Try to describe the anxiety. Focus your attention on your anxiety and think about the feelings it causes: how large is it? Where is it located in your body? What is its color, its shape, and its texture? If you can completely experience a physical sensation it will often disappear.

Keep a positive attitude - develop reasonable expectations; do not allow your grades to become dependent on the outcome of one exam; avoid negative and irrational thoughts about catastrophic results; set up a system of rewards for dedicated studying and good test performance; encourage yourself

Maintain a healthy lifestyle:get enough sleep, good nutrition, exercise, some personal "down" time, and a reasonable amount of social interaction.

Test anxiety help

To help ease the test anxiety one may treat themselves once the exam. Some level of nervousness is experienced by everyone before a test and a little bit of nervousness may actually be helpful. It may only be concluded that a person is suffering from test anxiety when the level of nervousness or tension becomes overwhelming.

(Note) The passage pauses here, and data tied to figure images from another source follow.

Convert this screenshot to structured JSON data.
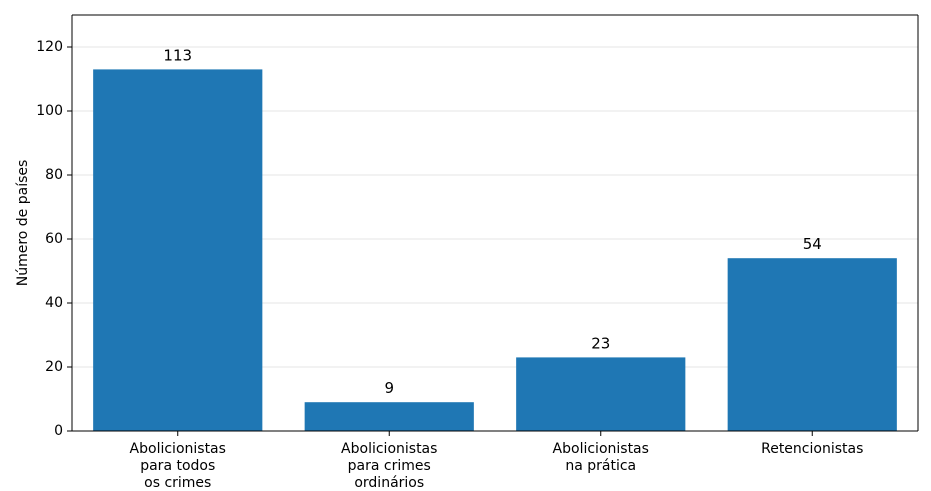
{
  "chart_data": {
    "type": "bar",
    "categories": [
      [
        "Abolicionistas",
        "para todos",
        "os crimes"
      ],
      [
        "Abolicionistas",
        "para crimes",
        "ordinários"
      ],
      [
        "Abolicionistas",
        "na prática"
      ],
      [
        "Retencionistas"
      ]
    ],
    "values": [
      113,
      9,
      23,
      54
    ],
    "ylabel": "Número de países",
    "xlabel": "",
    "title": "",
    "ylim": [
      0,
      130
    ],
    "yticks": [
      0,
      20,
      40,
      60,
      80,
      100,
      120
    ],
    "grid": "horizontal",
    "bar_color": "#1f77b4",
    "grid_color": "#e6e6e6"
  }
}
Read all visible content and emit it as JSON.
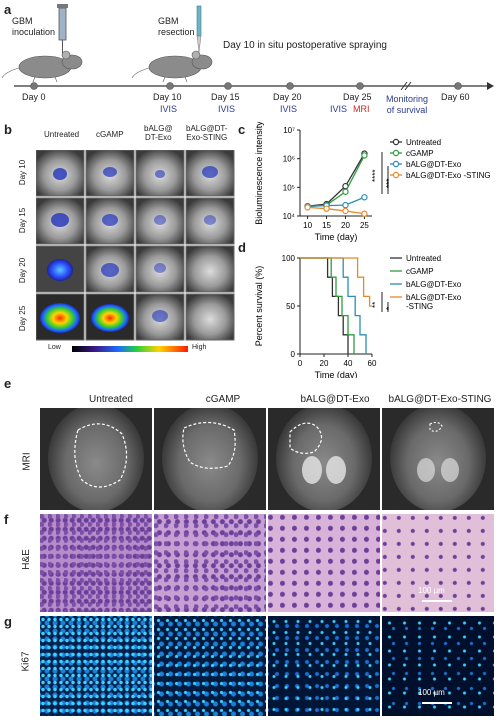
{
  "panels": {
    "a": "a",
    "b": "b",
    "c": "c",
    "d": "d",
    "e": "e",
    "f": "f",
    "g": "g"
  },
  "timeline": {
    "gbm_inoculation": [
      "GBM",
      "inoculation"
    ],
    "gbm_resection": [
      "GBM",
      "resection"
    ],
    "spray_note": "Day 10 in situ postoperative spraying",
    "days": [
      "Day 0",
      "Day 10",
      "Day 15",
      "Day 20",
      "Day 25",
      "Day 60"
    ],
    "ivis": "IVIS",
    "mri": "MRI",
    "monitoring": [
      "Monitoring",
      "of survival"
    ]
  },
  "imaging": {
    "groups": [
      [
        "Untreated"
      ],
      [
        "cGAMP"
      ],
      [
        "bALG@",
        "DT-Exo"
      ],
      [
        "bALG@DT-",
        "Exo-STING"
      ]
    ],
    "rows": [
      "Day 10",
      "Day 15",
      "Day 20",
      "Day 25"
    ],
    "scale_low": "Low",
    "scale_high": "High"
  },
  "chart_data": [
    {
      "type": "line",
      "ylabel": "Bioluminescence intensity",
      "xlabel": "Time (day)",
      "x": [
        10,
        15,
        20,
        25
      ],
      "xticks": [
        "10",
        "15",
        "20",
        "25"
      ],
      "yscale": "log",
      "ylim": [
        10000,
        10000000
      ],
      "yticks": [
        "10⁴",
        "10⁵",
        "10⁶",
        "10⁷"
      ],
      "series": [
        {
          "name": "Untreated",
          "color": "#333333",
          "values": [
            22000,
            26000,
            110000,
            1500000
          ]
        },
        {
          "name": "cGAMP",
          "color": "#2e9e3e",
          "values": [
            21000,
            24000,
            70000,
            1300000
          ]
        },
        {
          "name": "bALG@DT-Exo",
          "color": "#2a8fb5",
          "values": [
            22000,
            23000,
            24000,
            45000
          ]
        },
        {
          "name": "bALG@DT-Exo -STING",
          "color": "#e8892b",
          "values": [
            20000,
            18000,
            15000,
            12000
          ]
        }
      ],
      "significance": [
        "****",
        "***"
      ]
    },
    {
      "type": "line",
      "ylabel": "Percent survival (%)",
      "xlabel": "Time (day)",
      "xlim": [
        0,
        60
      ],
      "ylim": [
        0,
        100
      ],
      "xticks": [
        "0",
        "20",
        "40",
        "60"
      ],
      "yticks": [
        "0",
        "50",
        "100"
      ],
      "series": [
        {
          "name": "Untreated",
          "color": "#333333",
          "steps": [
            [
              0,
              100
            ],
            [
              23,
              100
            ],
            [
              23,
              80
            ],
            [
              27,
              80
            ],
            [
              27,
              60
            ],
            [
              32,
              60
            ],
            [
              32,
              40
            ],
            [
              36,
              40
            ],
            [
              36,
              20
            ],
            [
              40,
              20
            ],
            [
              40,
              0
            ]
          ]
        },
        {
          "name": "cGAMP",
          "color": "#2e9e3e",
          "steps": [
            [
              0,
              100
            ],
            [
              26,
              100
            ],
            [
              26,
              80
            ],
            [
              30,
              80
            ],
            [
              30,
              60
            ],
            [
              35,
              60
            ],
            [
              35,
              40
            ],
            [
              40,
              40
            ],
            [
              40,
              20
            ],
            [
              45,
              20
            ],
            [
              45,
              0
            ]
          ]
        },
        {
          "name": "bALG@DT-Exo",
          "color": "#2a8fb5",
          "steps": [
            [
              0,
              100
            ],
            [
              36,
              100
            ],
            [
              36,
              80
            ],
            [
              40,
              80
            ],
            [
              40,
              60
            ],
            [
              46,
              60
            ],
            [
              46,
              40
            ],
            [
              50,
              40
            ],
            [
              50,
              20
            ],
            [
              55,
              20
            ],
            [
              55,
              0
            ]
          ]
        },
        {
          "name": "bALG@DT-Exo -STING",
          "color": "#e8892b",
          "steps": [
            [
              0,
              100
            ],
            [
              48,
              100
            ],
            [
              48,
              80
            ],
            [
              53,
              80
            ],
            [
              53,
              60
            ],
            [
              58,
              60
            ],
            [
              58,
              50
            ],
            [
              60,
              50
            ]
          ]
        }
      ],
      "significance": [
        "**",
        "*"
      ]
    }
  ],
  "mri_section": {
    "row_label": "MRI",
    "cols": [
      "Untreated",
      "cGAMP",
      "bALG@DT-Exo",
      "bALG@DT-Exo-STING"
    ]
  },
  "he_section": {
    "row_label": "H&E",
    "scale": "100 µm"
  },
  "ki67_section": {
    "row_label": "Ki67",
    "scale": "100 µm"
  }
}
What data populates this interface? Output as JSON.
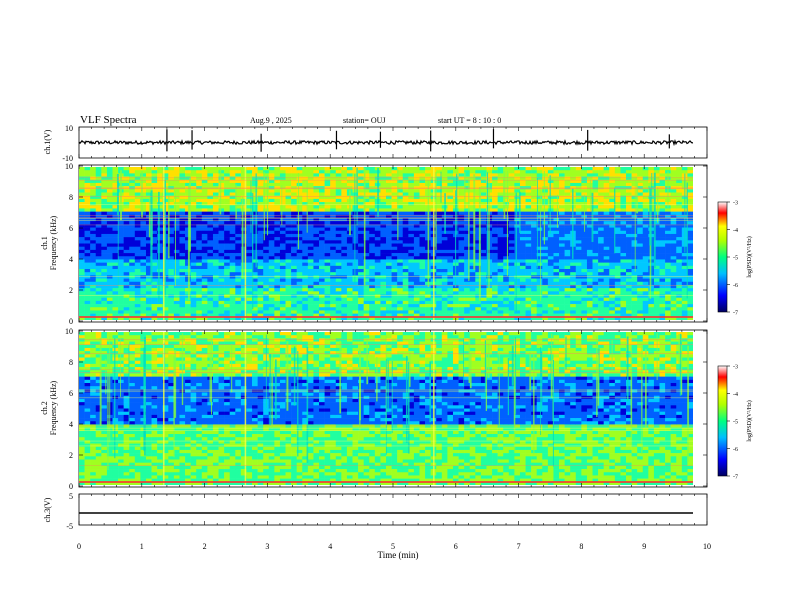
{
  "header": {
    "title": "VLF Spectra",
    "date": "Aug.9 , 2025",
    "station": "station= OUJ",
    "start": "start UT = 8 : 10 : 0"
  },
  "chart_data": [
    {
      "type": "line",
      "name": "ch1-waveform",
      "ylabel": "ch.1(V)",
      "ylim": [
        -10,
        10
      ],
      "yticks": [
        "10",
        "-10"
      ],
      "xlim": [
        0,
        10
      ],
      "baseline": 0,
      "note_spikes_at_min": [
        1.4,
        1.8,
        2.9,
        4.1,
        4.8,
        5.6,
        6.6,
        8.1,
        9.4
      ]
    },
    {
      "type": "heatmap",
      "name": "ch1-spectrogram",
      "ylabel": "ch.1\nFrequency (kHz)",
      "ylabel_lines": [
        "ch.1",
        "Frequency (kHz)"
      ],
      "xlim": [
        0,
        10
      ],
      "ylim": [
        0,
        10
      ],
      "yticks": [
        "0",
        "2",
        "4",
        "6",
        "8",
        "10"
      ],
      "colorbar": {
        "label": "log(PSD)(V²/Hz)",
        "range": [
          -7,
          -3
        ],
        "ticks": [
          "-3",
          "-4",
          "-5",
          "-6",
          "-7"
        ]
      }
    },
    {
      "type": "heatmap",
      "name": "ch2-spectrogram",
      "ylabel": "ch.2\nFrequency (kHz)",
      "ylabel_lines": [
        "ch.2",
        "Frequency (kHz)"
      ],
      "xlim": [
        0,
        10
      ],
      "ylim": [
        0,
        10
      ],
      "yticks": [
        "0",
        "2",
        "4",
        "6",
        "8",
        "10"
      ],
      "colorbar": {
        "label": "log(PSD)(V²/Hz)",
        "range": [
          -7,
          -3
        ],
        "ticks": [
          "-3",
          "-4",
          "-5",
          "-6",
          "-7"
        ]
      }
    },
    {
      "type": "line",
      "name": "ch3-waveform",
      "ylabel": "ch.3(V)",
      "ylim": [
        -5,
        5
      ],
      "yticks": [
        "5",
        "0",
        "-5"
      ],
      "xlim": [
        0,
        10
      ],
      "baseline": -1.4
    }
  ],
  "x_axis": {
    "label": "Time (min)",
    "ticks": [
      "0",
      "1",
      "2",
      "3",
      "4",
      "5",
      "6",
      "7",
      "8",
      "9",
      "10"
    ]
  },
  "colors": {
    "colormap": [
      "#000080",
      "#0000ff",
      "#00c0ff",
      "#00ff80",
      "#ffff00",
      "#ff0000",
      "#8b0000"
    ]
  }
}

Before you go to bed on the night before the exam, organize anything that you will need for the exam -- pen, pencil, ruler, eraser, calculator, etc. Double check the time of the exam and the location.

Combat test anxiety during a test include:

  • Engage in deep breathing for 2-5 minutes. Close your eyes and concentrate on the air going in and out of your lungs. Take long, deep breaths, fill your lungs and abdomen, hold your breath, and then exhale.
  • Learn good test-taking skills - do not panic if you can't remember something right away; answer questions you know well first, and then go back to other ones; read questions and directions carefully before you begin; outline essays before you begin to write; keep short-answers short; don't spend a lot of time reviewing answers
  • Sit in a location in the exam room where you will be distracted as little as possible.
  • As the papers are distributed, calm yourself by taking some slow deep breaths.

Disclaimer: This site is for educational purposes only. The information provided should not be used for diagnosing or treating a health problem or disease. If you have, or suspect you have a health problem, you should consult your health care provider.